In [1]:
# Load and activate the SQL extension to allow us to execute SQL in a Jupyter notebook. 
# If you get an error here, make sure that mysql and pymysql are installed correctly. 

%load_ext sql

In [2]:
# Establish a connection to the local database using the '%sql' magic command.
# Replace 'password' with our connection password and `db_name` with our database name. 
# If you get an error here, please make sure the database name or password is correct.

%sql mysql+pymysql://root:ofge@localhost:3306/united_nations

## Exercise
We can use the following command to check the data types of all the columns in our table.

In [6]:
%%sql

SHOW
    COLUMNS
FROM
    united_nations.Access_to_Basic_Services

 * mysql+pymysql://root:***@localhost:3306/united_nations
10 rows affected.


Field,Type,Null,Key,Default,Extra
Region,varchar(32),YES,,,
Sub_region,varchar(25),YES,,,
Country_name,varchar(37),NO,,,
Time_period,int,NO,,,
Pct_managed_drinking_water_services,"decimal(5,2)",YES,,,
Pct_managed_sanitation_services,"decimal(5,2)",YES,,,
Est_population_in_millions,"decimal(11,6)",YES,,,
Est_gdp_in_billions,"decimal(8,2)",YES,,,
Land_area,"decimal(10,2)",YES,,,
Pct_unemployment,"decimal(5,2)",YES,,,


We can see that the column values are in their respective data types, that is, VARCHAR for Country_name, INT for Time_period, and DECIMAL for the estimated population.

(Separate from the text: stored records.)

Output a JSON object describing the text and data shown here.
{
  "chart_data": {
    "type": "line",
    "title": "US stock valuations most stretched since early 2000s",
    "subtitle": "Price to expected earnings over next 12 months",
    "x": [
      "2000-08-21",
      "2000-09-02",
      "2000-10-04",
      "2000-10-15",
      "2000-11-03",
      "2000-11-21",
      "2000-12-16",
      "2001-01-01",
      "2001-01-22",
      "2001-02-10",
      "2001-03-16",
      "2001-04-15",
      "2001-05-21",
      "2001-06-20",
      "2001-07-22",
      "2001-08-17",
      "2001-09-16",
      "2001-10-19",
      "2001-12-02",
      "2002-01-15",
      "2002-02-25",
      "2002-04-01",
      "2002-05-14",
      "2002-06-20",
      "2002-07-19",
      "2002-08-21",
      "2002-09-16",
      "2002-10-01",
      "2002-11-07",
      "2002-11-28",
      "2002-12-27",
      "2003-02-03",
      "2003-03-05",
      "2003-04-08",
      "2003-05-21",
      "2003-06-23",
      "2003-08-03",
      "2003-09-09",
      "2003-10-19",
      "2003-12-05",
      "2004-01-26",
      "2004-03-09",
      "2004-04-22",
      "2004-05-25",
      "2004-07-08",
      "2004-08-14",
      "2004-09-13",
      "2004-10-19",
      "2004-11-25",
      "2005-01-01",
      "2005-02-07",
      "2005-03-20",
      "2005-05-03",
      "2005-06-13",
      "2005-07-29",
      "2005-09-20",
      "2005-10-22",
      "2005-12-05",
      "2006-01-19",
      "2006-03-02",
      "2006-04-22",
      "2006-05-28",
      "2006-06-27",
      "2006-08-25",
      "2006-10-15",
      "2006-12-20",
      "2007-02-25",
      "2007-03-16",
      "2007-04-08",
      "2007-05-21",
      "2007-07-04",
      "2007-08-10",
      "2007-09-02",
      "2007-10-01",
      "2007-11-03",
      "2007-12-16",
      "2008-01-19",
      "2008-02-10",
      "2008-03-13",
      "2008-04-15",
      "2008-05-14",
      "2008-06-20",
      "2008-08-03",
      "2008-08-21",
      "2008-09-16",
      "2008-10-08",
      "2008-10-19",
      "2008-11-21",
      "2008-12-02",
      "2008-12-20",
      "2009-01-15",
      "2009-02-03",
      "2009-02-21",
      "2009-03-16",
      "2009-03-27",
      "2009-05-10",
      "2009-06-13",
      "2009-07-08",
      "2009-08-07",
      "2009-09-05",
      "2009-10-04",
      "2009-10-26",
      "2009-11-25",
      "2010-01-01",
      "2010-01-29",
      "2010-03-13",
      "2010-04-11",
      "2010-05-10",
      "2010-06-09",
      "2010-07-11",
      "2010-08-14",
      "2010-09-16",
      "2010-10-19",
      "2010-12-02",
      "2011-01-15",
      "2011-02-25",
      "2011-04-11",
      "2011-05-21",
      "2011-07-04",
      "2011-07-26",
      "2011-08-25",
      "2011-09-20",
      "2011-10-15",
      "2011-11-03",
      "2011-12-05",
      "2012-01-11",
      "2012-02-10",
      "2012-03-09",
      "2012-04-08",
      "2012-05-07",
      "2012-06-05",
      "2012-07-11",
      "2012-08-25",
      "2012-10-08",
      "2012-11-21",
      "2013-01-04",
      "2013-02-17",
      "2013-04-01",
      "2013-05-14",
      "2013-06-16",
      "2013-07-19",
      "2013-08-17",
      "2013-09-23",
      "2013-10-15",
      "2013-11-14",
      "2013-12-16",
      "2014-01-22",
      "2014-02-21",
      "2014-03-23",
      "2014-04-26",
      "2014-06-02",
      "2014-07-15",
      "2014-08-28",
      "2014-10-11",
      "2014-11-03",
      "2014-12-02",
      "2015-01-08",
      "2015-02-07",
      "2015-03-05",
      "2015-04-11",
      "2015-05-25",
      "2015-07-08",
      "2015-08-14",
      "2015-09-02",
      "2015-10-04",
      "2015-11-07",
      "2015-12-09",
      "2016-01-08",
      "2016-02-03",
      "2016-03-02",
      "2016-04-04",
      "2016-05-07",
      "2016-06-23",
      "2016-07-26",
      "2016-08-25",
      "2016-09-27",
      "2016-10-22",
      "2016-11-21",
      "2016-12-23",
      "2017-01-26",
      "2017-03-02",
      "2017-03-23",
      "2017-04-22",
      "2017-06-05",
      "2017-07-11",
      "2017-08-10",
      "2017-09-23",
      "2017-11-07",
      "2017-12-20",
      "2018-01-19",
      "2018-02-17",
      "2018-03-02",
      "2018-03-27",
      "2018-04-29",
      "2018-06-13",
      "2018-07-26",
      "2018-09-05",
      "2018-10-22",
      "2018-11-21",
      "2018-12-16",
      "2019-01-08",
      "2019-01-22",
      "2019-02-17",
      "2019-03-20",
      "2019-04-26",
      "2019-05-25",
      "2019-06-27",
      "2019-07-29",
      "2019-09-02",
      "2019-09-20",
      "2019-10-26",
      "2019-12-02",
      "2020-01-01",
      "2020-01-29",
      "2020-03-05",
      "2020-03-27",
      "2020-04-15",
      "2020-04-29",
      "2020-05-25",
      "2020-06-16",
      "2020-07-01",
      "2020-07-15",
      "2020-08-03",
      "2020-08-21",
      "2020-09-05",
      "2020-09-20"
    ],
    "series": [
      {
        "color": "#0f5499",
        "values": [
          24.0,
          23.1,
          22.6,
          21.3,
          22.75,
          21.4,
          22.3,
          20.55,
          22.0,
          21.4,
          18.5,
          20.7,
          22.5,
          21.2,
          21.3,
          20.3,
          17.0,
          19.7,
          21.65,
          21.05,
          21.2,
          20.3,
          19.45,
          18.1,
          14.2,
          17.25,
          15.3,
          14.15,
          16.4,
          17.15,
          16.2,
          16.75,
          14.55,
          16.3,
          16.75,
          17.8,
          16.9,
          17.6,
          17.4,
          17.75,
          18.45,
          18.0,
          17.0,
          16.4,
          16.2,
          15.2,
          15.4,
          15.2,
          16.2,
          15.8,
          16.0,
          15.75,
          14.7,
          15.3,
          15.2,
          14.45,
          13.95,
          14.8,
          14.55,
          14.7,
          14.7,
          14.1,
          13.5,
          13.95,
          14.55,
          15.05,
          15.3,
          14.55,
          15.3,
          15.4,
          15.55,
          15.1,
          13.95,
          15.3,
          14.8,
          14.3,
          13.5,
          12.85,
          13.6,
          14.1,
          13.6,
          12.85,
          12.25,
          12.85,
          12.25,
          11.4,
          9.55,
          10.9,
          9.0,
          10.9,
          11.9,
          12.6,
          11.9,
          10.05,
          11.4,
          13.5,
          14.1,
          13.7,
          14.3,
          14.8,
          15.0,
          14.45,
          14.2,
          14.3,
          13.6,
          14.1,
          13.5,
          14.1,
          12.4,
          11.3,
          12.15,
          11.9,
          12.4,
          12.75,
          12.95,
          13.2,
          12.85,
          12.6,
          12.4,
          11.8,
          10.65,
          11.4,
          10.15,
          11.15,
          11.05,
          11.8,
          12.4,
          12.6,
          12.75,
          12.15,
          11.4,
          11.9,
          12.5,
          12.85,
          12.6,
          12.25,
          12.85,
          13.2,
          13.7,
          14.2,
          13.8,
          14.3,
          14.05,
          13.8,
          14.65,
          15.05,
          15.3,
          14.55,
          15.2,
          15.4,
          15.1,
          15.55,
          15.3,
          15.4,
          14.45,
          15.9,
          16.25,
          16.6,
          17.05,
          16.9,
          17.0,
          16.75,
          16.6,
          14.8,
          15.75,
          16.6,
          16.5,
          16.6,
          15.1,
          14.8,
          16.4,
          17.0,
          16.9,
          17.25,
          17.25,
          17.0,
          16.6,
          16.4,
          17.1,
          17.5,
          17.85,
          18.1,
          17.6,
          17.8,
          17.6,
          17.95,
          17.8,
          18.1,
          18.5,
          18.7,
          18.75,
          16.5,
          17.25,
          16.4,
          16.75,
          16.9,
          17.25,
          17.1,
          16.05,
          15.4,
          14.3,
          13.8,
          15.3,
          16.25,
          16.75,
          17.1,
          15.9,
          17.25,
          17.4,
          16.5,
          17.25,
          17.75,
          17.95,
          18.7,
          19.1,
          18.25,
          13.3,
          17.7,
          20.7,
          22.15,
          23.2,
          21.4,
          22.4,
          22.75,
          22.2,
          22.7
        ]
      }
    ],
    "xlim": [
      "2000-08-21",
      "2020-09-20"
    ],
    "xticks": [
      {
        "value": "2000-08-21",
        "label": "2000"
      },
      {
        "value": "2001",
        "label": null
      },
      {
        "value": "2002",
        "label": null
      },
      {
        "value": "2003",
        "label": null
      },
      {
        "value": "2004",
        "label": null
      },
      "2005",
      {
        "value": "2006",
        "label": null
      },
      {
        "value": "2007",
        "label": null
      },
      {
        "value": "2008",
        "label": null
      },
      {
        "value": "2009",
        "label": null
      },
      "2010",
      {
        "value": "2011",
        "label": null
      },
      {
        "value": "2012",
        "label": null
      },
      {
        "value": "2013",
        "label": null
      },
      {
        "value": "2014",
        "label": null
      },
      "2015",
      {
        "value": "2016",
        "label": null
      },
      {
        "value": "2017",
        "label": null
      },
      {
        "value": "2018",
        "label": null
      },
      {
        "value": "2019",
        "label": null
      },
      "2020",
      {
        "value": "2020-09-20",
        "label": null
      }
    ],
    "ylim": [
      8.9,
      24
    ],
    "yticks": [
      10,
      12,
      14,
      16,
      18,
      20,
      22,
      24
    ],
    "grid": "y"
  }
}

Let us type in the following query which will give us the estimated population for each distinct country, per year.

In [7]:
%%sql

SELECT DISTINCT
    Country_name,
    Time_period,
    Est_population_in_millions
FROM
    united_nations.Access_to_Basic_Services
LIMIT 10;

 * mysql+pymysql://root:***@localhost:3306/united_nations
10 rows affected.


Country_name,Time_period,Est_population_in_millions
Kazakhstan,2015,17.542806
Kazakhstan,2016,17.794055
Kazakhstan,2017,18.037776
Kazakhstan,2018,18.276452
Kazakhstan,2019,18.513673
Kazakhstan,2020,18.755666
Kyrgyzstan,2015,
Kyrgyzstan,2016,
Kyrgyzstan,2017,
Kyrgyzstan,2018,


## 2. Convert to the DECIMAL data type with the preferred scale and precision
We use the CAST function to convert the Estimated population in millions column to the new data type and the results are returned in a new column, Est_population_in_millions_2dp.

In [9]:
%%sql

SELECT DISTINCT
    Country_name,
    Time_period,
    CAST(Est_population_in_millions AS DECIMAL(6,2)) AS Est_population_in_millions_2dp
FROM
    united_nations.Access_to_Basic_Services
LIMIT 20;

 * mysql+pymysql://root:***@localhost:3306/united_nations
20 rows affected.


Country_name,Time_period,Est_population_in_millions_2dp
Kazakhstan,2015,17.54
Kazakhstan,2016,17.79
Kazakhstan,2017,18.04
Kazakhstan,2018,18.28
Kazakhstan,2019,18.51
Kazakhstan,2020,18.76
Kyrgyzstan,2015,
Kyrgyzstan,2016,
Kyrgyzstan,2017,
Kyrgyzstan,2018,